MIT develops injectable mini livers to support failing organs

MIT researchers created an injectable engineered tissue made from hepatocytes and hydrogel microspheres that produced liver proteins and remained viable in mice for at least eight weeks.

MIT engineers report an injectable engineered tissue designed to perform some liver functions while leaving the native organ in place. The work aims to address a shortage of donor livers and the many patients waiting for transplants. In early experiments in mice, the team delivered hepatocytes together with microscopic hydrogel spheres and supportive fibroblasts. The implants were guided and monitored with ultrasound and functioned in the animals for the length of the study.
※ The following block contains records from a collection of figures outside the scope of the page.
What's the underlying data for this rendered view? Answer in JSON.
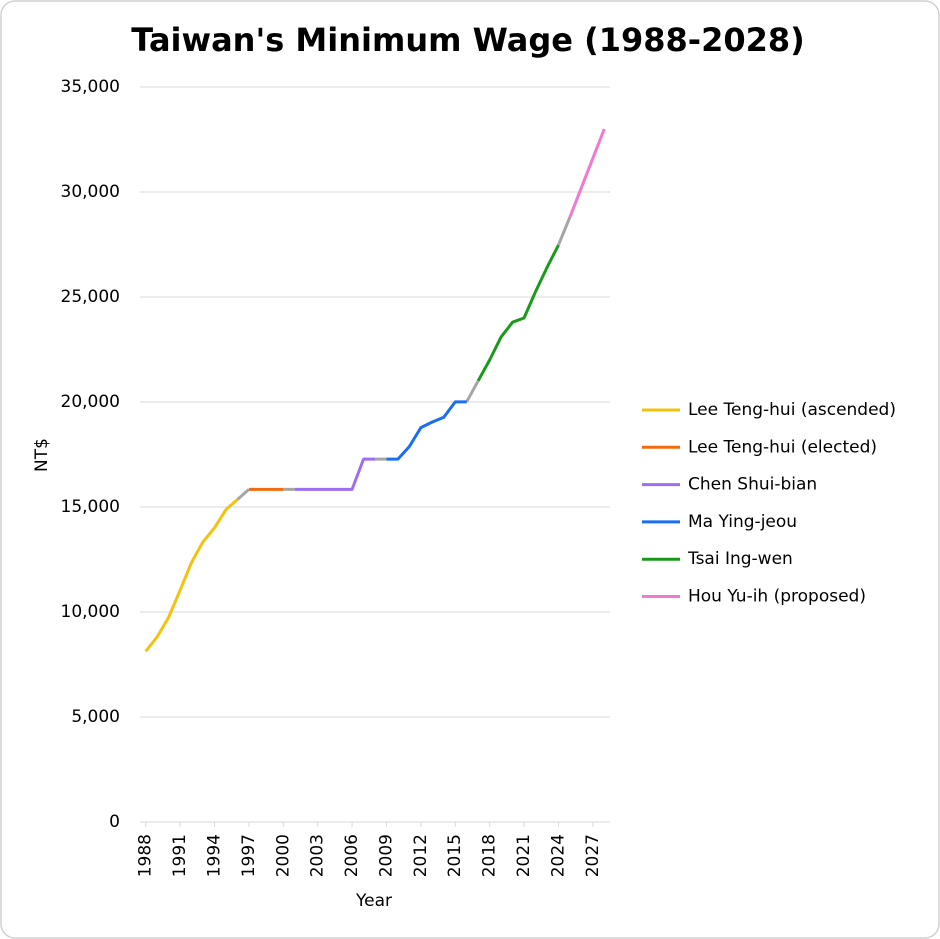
{
  "chart_data": {
    "type": "line",
    "title": "Taiwan's Minimum Wage (1988-2028)",
    "x_label": "Year",
    "y_label": "NT$",
    "xlim": [
      1987.5,
      2028.5
    ],
    "xticks": [
      1988,
      1991,
      1994,
      1997,
      2000,
      2003,
      2006,
      2009,
      2012,
      2015,
      2018,
      2021,
      2024,
      2027
    ],
    "ylim": [
      0,
      35000
    ],
    "yticks": [
      0,
      {
        "value": 5000,
        "label": "5,000"
      },
      {
        "value": 10000,
        "label": "10,000"
      },
      {
        "value": 15000,
        "label": "15,000"
      },
      {
        "value": 20000,
        "label": "20,000"
      },
      {
        "value": 25000,
        "label": "25,000"
      },
      {
        "value": 30000,
        "label": "30,000"
      },
      {
        "value": 35000,
        "label": "35,000"
      }
    ],
    "grid": true,
    "legend": "right",
    "connector_color": "#a6a6a6",
    "series": [
      {
        "name": "Lee Teng-hui (ascended)",
        "color": "#f4c20d",
        "x": [
          1988,
          1989,
          1990,
          1991,
          1992,
          1993,
          1994,
          1995,
          1996
        ],
        "values": [
          8130,
          8820,
          9750,
          11040,
          12365,
          13350,
          14010,
          14880,
          15360
        ]
      },
      {
        "name": "Lee Teng-hui (elected)",
        "color": "#f26b0f",
        "x": [
          1997,
          1998,
          1999,
          2000
        ],
        "values": [
          15840,
          15840,
          15840,
          15840
        ]
      },
      {
        "name": "Chen Shui-bian",
        "color": "#9d6ff0",
        "x": [
          2001,
          2002,
          2003,
          2004,
          2005,
          2006,
          2007,
          2008
        ],
        "values": [
          15840,
          15840,
          15840,
          15840,
          15840,
          15840,
          17280,
          17280
        ]
      },
      {
        "name": "Ma Ying-jeou",
        "color": "#1a6ef0",
        "x": [
          2009,
          2010,
          2011,
          2012,
          2013,
          2014,
          2015,
          2016
        ],
        "values": [
          17280,
          17280,
          17880,
          18780,
          19047,
          19273,
          20008,
          20008
        ]
      },
      {
        "name": "Tsai Ing-wen",
        "color": "#1a9a1a",
        "x": [
          2017,
          2018,
          2019,
          2020,
          2021,
          2022,
          2023,
          2024
        ],
        "values": [
          21009,
          22000,
          23100,
          23800,
          24000,
          25250,
          26400,
          27470
        ]
      },
      {
        "name": "Hou Yu-ih (proposed)",
        "color": "#f07ad0",
        "x": [
          2025,
          2026,
          2027,
          2028
        ],
        "values": [
          28800,
          30200,
          31600,
          33000
        ]
      }
    ]
  }
}
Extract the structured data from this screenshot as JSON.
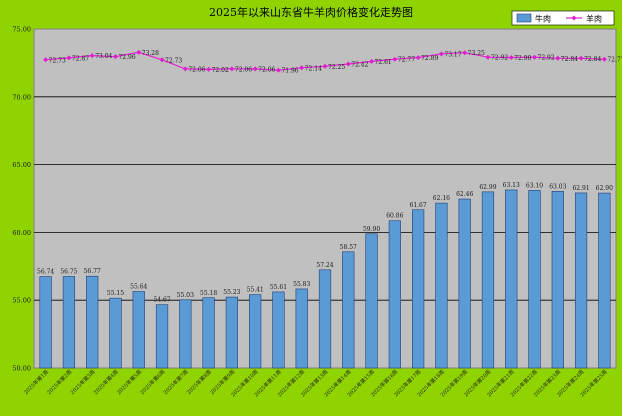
{
  "chart_data": {
    "type": "bar",
    "title": "2025年以来山东省牛羊肉价格变化走势图",
    "xlabel": "",
    "ylabel": "",
    "ylim": [
      50,
      75
    ],
    "y_ticks": [
      50,
      55,
      60,
      65,
      70,
      75
    ],
    "y_tick_labels": [
      "50.00",
      "55.00",
      "60.00",
      "65.00",
      "70.00",
      "75.00"
    ],
    "grid": true,
    "legend_position": "top-right",
    "categories": [
      "2025年第1周",
      "2025年第2周",
      "2025年第3周",
      "2025年第4周",
      "2025年第5周",
      "2025年第6周",
      "2025年第7周",
      "2025年第8周",
      "2025年第9周",
      "2025年第10周",
      "2025年第11周",
      "2025年第12周",
      "2025年第13周",
      "2025年第14周",
      "2025年第15周",
      "2025年第16周",
      "2025年第17周",
      "2025年第18周",
      "2025年第19周",
      "2025年第20周",
      "2025年第21周",
      "2025年第22周",
      "2025年第23周",
      "2025年第24周",
      "2025年第25周"
    ],
    "series": [
      {
        "name": "牛肉",
        "kind": "bar",
        "color": "#5b9bd5",
        "values": [
          56.74,
          56.75,
          56.77,
          55.15,
          55.64,
          54.67,
          55.03,
          55.18,
          55.23,
          55.41,
          55.61,
          55.83,
          57.24,
          58.57,
          59.9,
          60.86,
          61.67,
          62.16,
          62.46,
          62.99,
          63.13,
          63.1,
          63.03,
          62.91,
          62.9
        ],
        "labels": [
          "56.74",
          "56.75",
          "56.77",
          "55.15",
          "55.64",
          "54.67",
          "55.03",
          "55.18",
          "55.23",
          "55.41",
          "55.61",
          "55.83",
          "57.24",
          "58.57",
          "59.90",
          "60.86",
          "61.67",
          "62.16",
          "62.46",
          "62.99",
          "63.13",
          "63.10",
          "63.03",
          "62.91",
          "62.90"
        ]
      },
      {
        "name": "羊肉",
        "kind": "line",
        "color": "#e020d0",
        "values": [
          72.73,
          72.87,
          73.04,
          72.96,
          73.28,
          72.73,
          72.06,
          72.02,
          72.06,
          72.06,
          71.96,
          72.14,
          72.25,
          72.42,
          72.61,
          72.77,
          72.89,
          73.17,
          73.25,
          72.92,
          72.9,
          72.92,
          72.84,
          72.84,
          72.77
        ],
        "labels": [
          "72.73",
          "72.87",
          "73.04",
          "72.96",
          "73.28",
          "72.73",
          "72.06",
          "72.02",
          "72.06",
          "72.06",
          "71.96",
          "72.14",
          "72.25",
          "72.42",
          "72.61",
          "72.77",
          "72.89",
          "73.17",
          "73.25",
          "72.92",
          "72.90",
          "72.92",
          "72.84",
          "72.84",
          "72.77"
        ]
      }
    ]
  }
}
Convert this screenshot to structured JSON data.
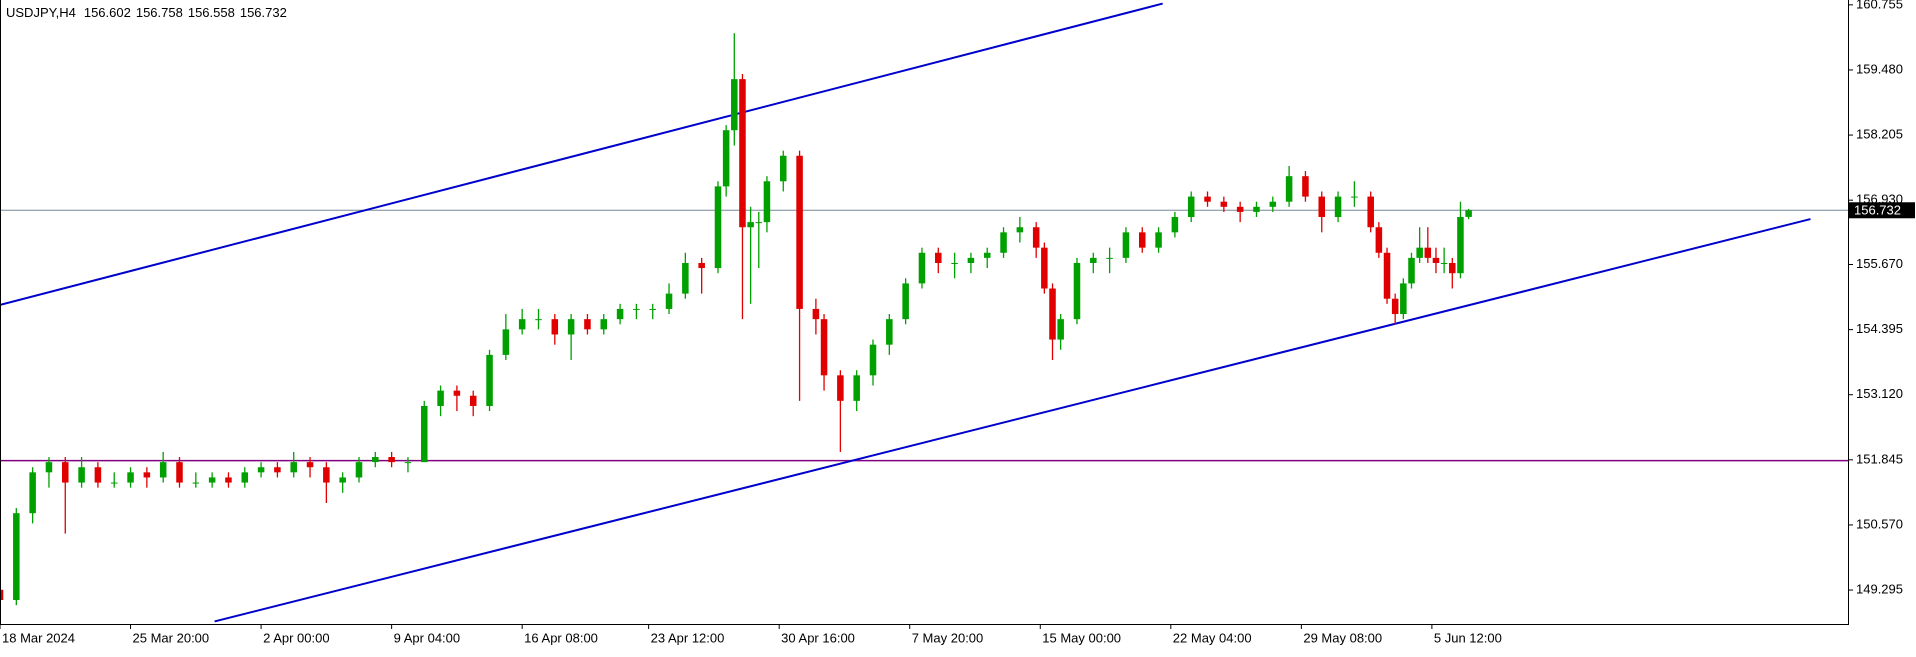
{
  "chart_data": {
    "type": "candlestick",
    "symbol": "USDJPY,H4",
    "x": [
      0,
      4,
      8,
      12,
      16,
      20,
      24,
      28,
      32,
      36,
      40,
      44,
      48,
      52,
      56,
      60,
      64,
      68,
      72,
      76,
      80,
      84,
      88,
      92,
      96,
      100,
      104,
      108,
      112,
      116,
      120,
      124,
      128,
      132,
      136,
      140,
      144,
      148,
      152,
      156,
      160,
      164,
      168,
      172,
      176,
      178,
      180,
      182,
      184,
      186,
      188,
      192,
      196,
      200,
      202,
      206,
      210,
      214,
      218,
      222,
      226,
      230,
      234,
      238,
      242,
      246,
      250,
      254,
      256,
      258,
      260,
      264,
      268,
      272,
      276,
      280,
      284,
      288,
      292,
      296,
      300,
      304,
      308,
      312,
      316,
      320,
      324,
      328,
      332,
      336,
      338,
      340,
      342,
      344,
      346,
      348,
      350,
      352,
      354,
      356,
      358,
      360
    ],
    "open": [
      149.3,
      149.1,
      150.8,
      151.6,
      151.8,
      151.4,
      151.7,
      151.4,
      151.4,
      151.6,
      151.5,
      151.8,
      151.4,
      151.4,
      151.5,
      151.4,
      151.6,
      151.7,
      151.6,
      151.8,
      151.7,
      151.4,
      151.5,
      151.8,
      151.9,
      151.8,
      151.8,
      152.9,
      153.2,
      153.1,
      152.9,
      153.9,
      154.4,
      154.6,
      154.6,
      154.3,
      154.6,
      154.4,
      154.6,
      154.8,
      154.8,
      154.8,
      155.1,
      155.7,
      155.6,
      157.2,
      158.3,
      159.3,
      156.4,
      156.5,
      156.5,
      157.3,
      157.8,
      154.8,
      154.6,
      153.5,
      153.0,
      153.5,
      154.1,
      154.6,
      155.3,
      155.9,
      155.7,
      155.7,
      155.8,
      155.9,
      156.3,
      156.4,
      156.0,
      155.2,
      154.2,
      154.6,
      155.7,
      155.8,
      155.8,
      156.3,
      156.0,
      156.3,
      156.6,
      157.0,
      156.9,
      156.8,
      156.7,
      156.8,
      156.9,
      157.4,
      157.0,
      156.6,
      157.0,
      157.0,
      156.4,
      155.9,
      155.0,
      154.7,
      155.3,
      155.8,
      156.0,
      155.8,
      155.7,
      155.7,
      155.5,
      156.602
    ],
    "high": [
      149.4,
      150.9,
      151.7,
      151.9,
      151.9,
      151.9,
      151.8,
      151.6,
      151.7,
      151.7,
      152.0,
      151.9,
      151.6,
      151.6,
      151.6,
      151.7,
      151.8,
      151.8,
      152.0,
      151.9,
      151.8,
      151.6,
      151.9,
      152.0,
      152.0,
      151.9,
      153.0,
      153.3,
      153.3,
      153.2,
      154.0,
      154.7,
      154.8,
      154.8,
      154.7,
      154.7,
      154.7,
      154.7,
      154.9,
      154.9,
      154.9,
      155.3,
      155.9,
      155.8,
      157.3,
      158.4,
      160.2,
      159.4,
      156.8,
      156.7,
      157.4,
      157.9,
      157.9,
      155.0,
      154.7,
      153.6,
      153.6,
      154.2,
      154.7,
      155.4,
      156.0,
      156.0,
      155.9,
      155.9,
      156.0,
      156.4,
      156.6,
      156.5,
      156.1,
      155.3,
      154.7,
      155.8,
      155.9,
      156.0,
      156.4,
      156.4,
      156.4,
      156.7,
      157.1,
      157.1,
      157.0,
      156.9,
      156.9,
      157.0,
      157.6,
      157.5,
      157.1,
      157.1,
      157.3,
      157.1,
      156.5,
      156.0,
      155.1,
      155.4,
      155.9,
      156.4,
      156.4,
      156.0,
      156.0,
      155.8,
      156.9,
      156.758
    ],
    "low": [
      148.9,
      149.0,
      150.6,
      151.3,
      150.4,
      151.3,
      151.3,
      151.3,
      151.3,
      151.3,
      151.4,
      151.3,
      151.3,
      151.3,
      151.3,
      151.3,
      151.5,
      151.5,
      151.5,
      151.5,
      151.0,
      151.2,
      151.4,
      151.7,
      151.7,
      151.6,
      151.8,
      152.7,
      152.8,
      152.7,
      152.8,
      153.8,
      154.3,
      154.4,
      154.1,
      153.8,
      154.3,
      154.3,
      154.5,
      154.6,
      154.6,
      154.7,
      155.0,
      155.1,
      155.5,
      157.0,
      158.0,
      154.6,
      154.9,
      155.6,
      156.3,
      157.1,
      153.0,
      154.3,
      153.2,
      152.0,
      152.8,
      153.3,
      153.9,
      154.5,
      155.2,
      155.5,
      155.4,
      155.5,
      155.6,
      155.8,
      156.1,
      155.8,
      155.1,
      153.8,
      154.0,
      154.5,
      155.5,
      155.5,
      155.7,
      155.9,
      155.9,
      156.2,
      156.5,
      156.8,
      156.7,
      156.5,
      156.6,
      156.7,
      156.8,
      156.9,
      156.3,
      156.5,
      156.8,
      156.3,
      155.8,
      154.9,
      154.5,
      154.6,
      155.2,
      155.7,
      155.7,
      155.5,
      155.5,
      155.2,
      155.4,
      156.558
    ],
    "close": [
      149.1,
      150.8,
      151.6,
      151.8,
      151.4,
      151.7,
      151.4,
      151.4,
      151.6,
      151.5,
      151.8,
      151.4,
      151.4,
      151.5,
      151.4,
      151.6,
      151.7,
      151.6,
      151.8,
      151.7,
      151.4,
      151.5,
      151.8,
      151.9,
      151.8,
      151.8,
      152.9,
      153.2,
      153.1,
      152.9,
      153.9,
      154.4,
      154.6,
      154.6,
      154.3,
      154.6,
      154.4,
      154.6,
      154.8,
      154.8,
      154.8,
      155.1,
      155.7,
      155.6,
      157.2,
      158.3,
      159.3,
      156.4,
      156.5,
      156.5,
      157.3,
      157.8,
      154.8,
      154.6,
      153.5,
      153.0,
      153.5,
      154.1,
      154.6,
      155.3,
      155.9,
      155.7,
      155.7,
      155.8,
      155.9,
      156.3,
      156.4,
      156.0,
      155.2,
      154.2,
      154.6,
      155.7,
      155.8,
      155.8,
      156.3,
      156.0,
      156.3,
      156.6,
      157.0,
      156.9,
      156.8,
      156.7,
      156.8,
      156.9,
      157.4,
      157.0,
      156.6,
      157.0,
      157.0,
      156.4,
      155.9,
      155.0,
      154.7,
      155.3,
      155.8,
      156.0,
      155.8,
      155.7,
      155.7,
      155.5,
      156.6,
      156.732
    ],
    "up_color": "#00a000",
    "down_color": "#e00000",
    "xlim": [
      0,
      453
    ],
    "xticks": [
      {
        "value": 0,
        "label": "18 Mar 2024"
      },
      {
        "value": 32,
        "label": "25 Mar 20:00"
      },
      {
        "value": 64,
        "label": "2 Apr 00:00"
      },
      {
        "value": 96,
        "label": "9 Apr 04:00"
      },
      {
        "value": 128,
        "label": "16 Apr 08:00"
      },
      {
        "value": 159,
        "label": "23 Apr 12:00"
      },
      {
        "value": 191,
        "label": "30 Apr 16:00"
      },
      {
        "value": 223,
        "label": "7 May 20:00"
      },
      {
        "value": 255,
        "label": "15 May 00:00"
      },
      {
        "value": 287,
        "label": "22 May 04:00"
      },
      {
        "value": 319,
        "label": "29 May 08:00"
      },
      {
        "value": 351,
        "label": "5 Jun 12:00"
      }
    ],
    "ylim": [
      148.63,
      160.85
    ],
    "yticks": [
      160.755,
      {
        "value": 159.48,
        "label": "159.480"
      },
      158.205,
      {
        "value": 156.93,
        "label": "156.930"
      },
      {
        "value": 155.67,
        "label": "155.670"
      },
      154.395,
      {
        "value": 153.12,
        "label": "153.120"
      },
      151.845,
      {
        "value": 150.57,
        "label": "150.570"
      },
      149.295
    ],
    "current_price": 156.732,
    "current_price_color": "#778899",
    "hlines": [
      {
        "value": 151.83,
        "color": "#800080"
      }
    ],
    "trendlines": [
      {
        "x": [
          0,
          285
        ],
        "y": [
          154.88,
          160.78
        ],
        "color": "#0000cc"
      },
      {
        "x": [
          52.6,
          443.8
        ],
        "y": [
          148.68,
          156.56
        ],
        "color": "#0000cc"
      }
    ]
  }
}
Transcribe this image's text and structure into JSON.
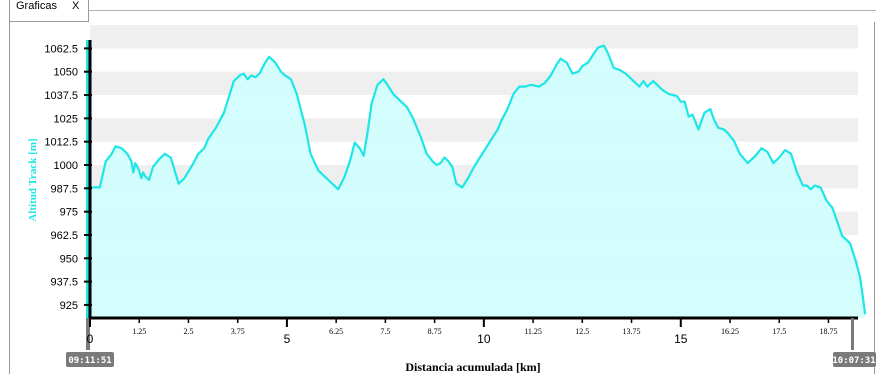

Key findings: - The researchers combined hepatocytes with hydrogel microspheres that flow during injection but re-form a solid structure once inside the body. - Adding fibroblasts helped the transplanted cells survive and encouraged new blood vessels to grow into the grafts. - In mice, the implanted tissue produced enzymes and proteins typical of liver cells and remained viable for at least eight weeks. - Ultrasound was used to guide injections into abdominal fat and to monitor implant stability over time. - The team reported the grafts could be placed in other sites such as the spleen or near the kidneys and could act as a bridge to transplantation. - At present, patients would likely need systemic immunosuppression; the researchers noted future possibilities such as cells engineered to evade immune rejection or localized immunosuppressant delivery. Summary: The study presents a laboratory demonstration of an injectable, cell-based graft that produced liver functions in mice and stayed functional for the study period. Researchers described this approach as a potential alternative or bridge to surgical transplant, and they indicated that further testing and development will be needed before clinical use; timelines were not provided.